The police in Copenhagen arrested three men in connection with two explosions that occurred near the Israeli Embassy just north of Copenhagen early on Wednesday, part of a continuing investigation.
Two of the men were arrested at Copenhagen’s Central Station, and a third man elsewhere in the city, the police said in a statement on Wednesday. They did not release any more details about the arrests and declined to comment further.
The explosions, which took place around 3:20 a.m., according to the Copenhagen Police Department, were reported in Hellerup, a seaside suburb just north of Copenhagen that is home to several embassies, the police said. Security personnel at the embassy heard the explosions and reported them, the police said.
No one was injured, the police said, and no arrests have been made.
Later on Wednesday morning, a police spokesman said that officers were still present in the area around the embassy and that they had blocked off several roads as they conducted their investigation with the assistance of the Danish intelligence service.

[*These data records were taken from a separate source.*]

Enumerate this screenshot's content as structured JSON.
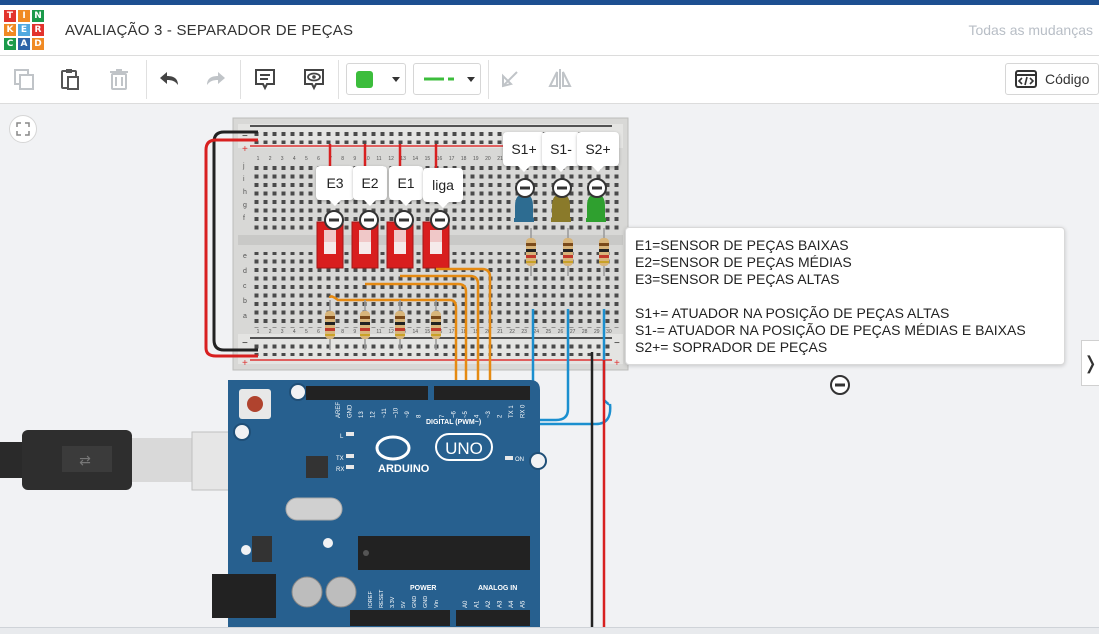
{
  "app": {
    "logo_letters": [
      "T",
      "I",
      "N",
      "K",
      "E",
      "R",
      "C",
      "A",
      "D"
    ],
    "logo_colors": [
      "#e2332d",
      "#f08a24",
      "#1b9a4a",
      "#f08a24",
      "#4fa8e0",
      "#e2332d",
      "#1b9a4a",
      "#2d63a8",
      "#f08a24"
    ],
    "project_title": "AVALIAÇÃO 3 - SEPARADOR DE PEÇAS",
    "save_status": "Todas as mudanças"
  },
  "toolbar": {
    "tools": [
      "copy-icon",
      "paste-icon",
      "trash-icon",
      "undo-icon",
      "redo-icon",
      "note-icon",
      "eye-icon",
      "flip-icon",
      "mirror-icon"
    ],
    "color_value": "#3cbd3c",
    "wire_color": "#3cbd3c",
    "code_label": "Código"
  },
  "circuit": {
    "switch_labels": [
      "E3",
      "E2",
      "E1",
      "liga"
    ],
    "led_labels": [
      "S1+",
      "S1-",
      "S2+"
    ],
    "led_colors": [
      "#2d6c91",
      "#8a7a2a",
      "#2fa02f"
    ],
    "breadboard_numbers": [
      "1",
      "2",
      "3",
      "4",
      "5",
      "6",
      "7",
      "8",
      "9",
      "10",
      "11",
      "12",
      "13",
      "14",
      "15",
      "16",
      "17",
      "18",
      "19",
      "20",
      "21",
      "22",
      "23",
      "24",
      "25",
      "26",
      "27",
      "28",
      "29",
      "30"
    ],
    "breadboard_rows": [
      "j",
      "i",
      "h",
      "g",
      "f",
      "e",
      "d",
      "c",
      "b",
      "a"
    ],
    "rail_sign_minus": "−",
    "rail_sign_plus": "+",
    "arduino": {
      "brand": "ARDUINO",
      "model": "UNO",
      "digital_label": "DIGITAL (PWM~)",
      "pins_top": [
        "AREF",
        "GND",
        "13",
        "12",
        "~11",
        "~10",
        "~9",
        "8",
        "7",
        "~6",
        "~5",
        "4",
        "~3",
        "2",
        "TX 1",
        "RX 0"
      ],
      "led_labels": [
        "L",
        "TX",
        "RX"
      ],
      "on_label": "ON",
      "power_label": "POWER",
      "analog_label": "ANALOG IN",
      "power_pins": [
        "IOREF",
        "RESET",
        "3.3V",
        "5V",
        "GND",
        "GND",
        "Vin"
      ],
      "analog_pins": [
        "A0",
        "A1",
        "A2",
        "A3",
        "A4",
        "A5"
      ]
    }
  },
  "note": {
    "lines": [
      "E1=SENSOR DE PEÇAS BAIXAS",
      "E2=SENSOR DE PEÇAS MÉDIAS",
      "E3=SENSOR DE PEÇAS ALTAS",
      "",
      "S1+= ATUADOR NA POSIÇÃO DE PEÇAS ALTAS",
      "S1-= ATUADOR NA POSIÇÃO DE PEÇAS MÉDIAS E BAIXAS",
      "S2+= SOPRADOR DE PEÇAS"
    ]
  },
  "side_toggle_label": "❭"
}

The Israeli Embassy in Denmark said on its Facebook page that it was “shocked by the explosions.” Copenhagen’s only Jewish school was closed on Wednesday because of its proximity to the Israeli Embassy and the explosions, said Michael Rachlin, the spokesman for the Jewish community in Denmark. The school will be closed for the Jewish New Year on Thursday and Friday as well, as is customary.
The explosions came a day after the police in Stockholm said that the Israeli Embassy there appeared to have been hit by gunfire. The police in Sweden were investigating but said no one had been injured and no arrests had been made.
Other Israeli diplomatic missions in Europe have seen disturbances recently. Last month, police officers in Munich shot and killed a gunman who had opened fire at security guards near the Israeli Consulate there. And in June, an assailant wielding a crossbow attacked a police officer guarding the Israeli Embassy in Belgrade, Serbia’s capital.
The attacks on the Scandinavian embassies came against a backdrop of further escalating tensions in the Middle East after a year of war set off by the Hamas-led Oct. 7 attack on Israel.
Iran fired 180 ballistic missiles at Israel on Tuesday evening in retaliation for the killing of prominent leaders of Hamas and Hezbollah, two Iran-backed militias. And the Israeli military began a ground invasion against Hezbollah in southern Lebanon on Monday.